Blueprint at Storefront for Art and Architecture

SO - IL

New York, NY, USA

January 2015

PRIMARY AUTHOR

Florian Idenburg / SO – IL Jing Liu / SO – IL Ilias Papageorgiou / SO – IL

CONTRIBUTING AUTHOR

Max Hart Nibbrig / SO – IL (Intern) Dustin Hoover / Atlantic Shrinkwrap (Shrinkwrapper)

CLIENT

Storefront for Art and Architecture

PHOTOGRAPHER

Iwan Baan

OBJECTIVE

Blueprint is a gesture of engagement and dialogue, bringing the exhibitors, viewers, the institution and the building into conversation. Realized as part of the exhibition, the installation shrink-wraps the gallery’s façade of varied and irregular openings, transforming the exterior into one continuous and undulating surface.
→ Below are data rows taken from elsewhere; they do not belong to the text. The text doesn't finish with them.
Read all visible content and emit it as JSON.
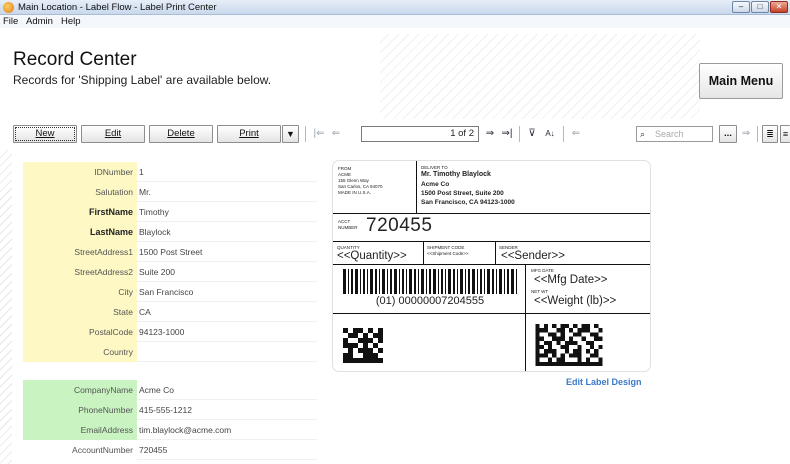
{
  "window": {
    "title": "Main Location - Label Flow - Label Print Center"
  },
  "menu": [
    "File",
    "Admin",
    "Help"
  ],
  "header": {
    "title": "Record Center",
    "subtitle": "Records for 'Shipping Label' are available below.",
    "main_menu": "Main Menu"
  },
  "toolbar": {
    "new": "New",
    "edit": "Edit",
    "delete": "Delete",
    "print": "Print",
    "record_position": "1 of 2",
    "search_placeholder": "Search",
    "more": "..."
  },
  "fields": [
    {
      "label": "IDNumber",
      "value": "1"
    },
    {
      "label": "Salutation",
      "value": "Mr."
    },
    {
      "label": "FirstName",
      "value": "Timothy"
    },
    {
      "label": "LastName",
      "value": "Blaylock"
    },
    {
      "label": "StreetAddress1",
      "value": "1500 Post Street"
    },
    {
      "label": "StreetAddress2",
      "value": "Suite 200"
    },
    {
      "label": "City",
      "value": "San Francisco"
    },
    {
      "label": "State",
      "value": "CA"
    },
    {
      "label": "PostalCode",
      "value": "94123-1000"
    },
    {
      "label": "Country",
      "value": ""
    }
  ],
  "fields2": [
    {
      "label": "CompanyName",
      "value": "Acme Co"
    },
    {
      "label": "PhoneNumber",
      "value": "415-555-1212"
    },
    {
      "label": "EmailAddress",
      "value": "tim.blaylock@acme.com"
    },
    {
      "label": "AccountNumber",
      "value": "720455"
    }
  ],
  "label": {
    "from_caption": "FROM",
    "from_lines": [
      "ACME",
      "155 Glenn Way",
      "San Carlos, CA 94070",
      "MADE IN U.S.A."
    ],
    "deliver_caption": "DELIVER TO",
    "deliver_lines": [
      "Mr. Timothy Blaylock",
      "Acme Co",
      "1500 Post Street, Suite 200",
      "San Francisco, CA 94123-1000"
    ],
    "acct_caption_1": "ACCT",
    "acct_caption_2": "NUMBER",
    "acct_number": "720455",
    "qty_caption": "QUANTITY",
    "qty_value": "<<Quantity>>",
    "ship_caption": "SHIPMENT CODE",
    "ship_value": "<<Shipment Code>>",
    "sender_caption": "SENDER",
    "sender_value": "<<Sender>>",
    "barcode_text": "(01) 00000007204555",
    "mfg_caption": "MFG DATE",
    "mfg_value": "<<Mfg Date>>",
    "net_caption": "NET WT",
    "net_value": "<<Weight (lb)>>"
  },
  "edit_label_design": "Edit Label Design",
  "colors": {
    "required_label": "#fdf8c4",
    "company_label": "#c9f4c2",
    "link": "#3b78c9"
  }
}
Wrapped in time and space, the Acconci-Holl façade opens its doors permanently to the works that –while present in the show by reference– are outside the gallery walls. The space loses its literal operational transparency to become a white, translucent icon of its curatorial aspirations. For the installation, we appropriated a “mothballing” technique. The technique to "put things away" is typically used in a range of industrial applications from suspending work on construction sites to preserving ships, and tanks. Here, we use the technique to reevaluate the original intent of the architecture of Storefront; to be an activator and agitator of the public realm. Rather than conserve, this shrink-wrap reinvigorates the existing facade and obliquely reveals activities happening behind its permeable skin through a play of light and shadow. Bereft of objects and closed to the outside world, the resulting interior provides an intimate space for the viewer to see the mind of the artist.

CONTEXT

Blueprint at Storefront is most recent iteration of an exhibition that began in 1999. Sebastiaan Bremer originally put together Blueprint in a DIY gallery in Chelsea, New York. The show brought together young artists trying to find their voice, an audience and a future for their work. In 2014, Florian Idenburg, Jing Liu, and Sebastiaan Bremer, followed-up with Blueprint at KAdE, a show that invited many of the original artists to investigate their most “fundamental” work. The curatorial vision was the source of the architectural impulse. The medium of the blueprint is evocative of plans and intentions. The show is an assessment of the past and suggests a trajectory for the future. Blueprint at Storefront for Art and Architecture follows the same logic as its previous versions but now includes its institutional host in the creative dialogue. The Storefront has an expressed mission to engage public discourse around issues facing the future of the urban environment. In 1992, Vito Acconci and Steven Holl created the Storefront facade by installing a set of variegated panels that open onto the sidewalk. When open, the gallery space is engaged with the public sphere. When closed, seams between wall panels create a modernist composition for public purview. Blueprint navigates these intentions and their execution and suggests the possibilities of growth and transformation.

PERFORMANCE

Through public participation and the organization's progressive programming of discourse around the future of art, architecture and urbanism Blueprint was an evolving symbol of the institution's civic ambitions. Shortly after the opening, the installation became the site of graffiti. The spray-paint was not removed—the installation was marked for the rest of its existence. With the actions of this event, the ambitions of the installation took a literal turn and illustrates a form of creative engagement between the public and institutional spheres.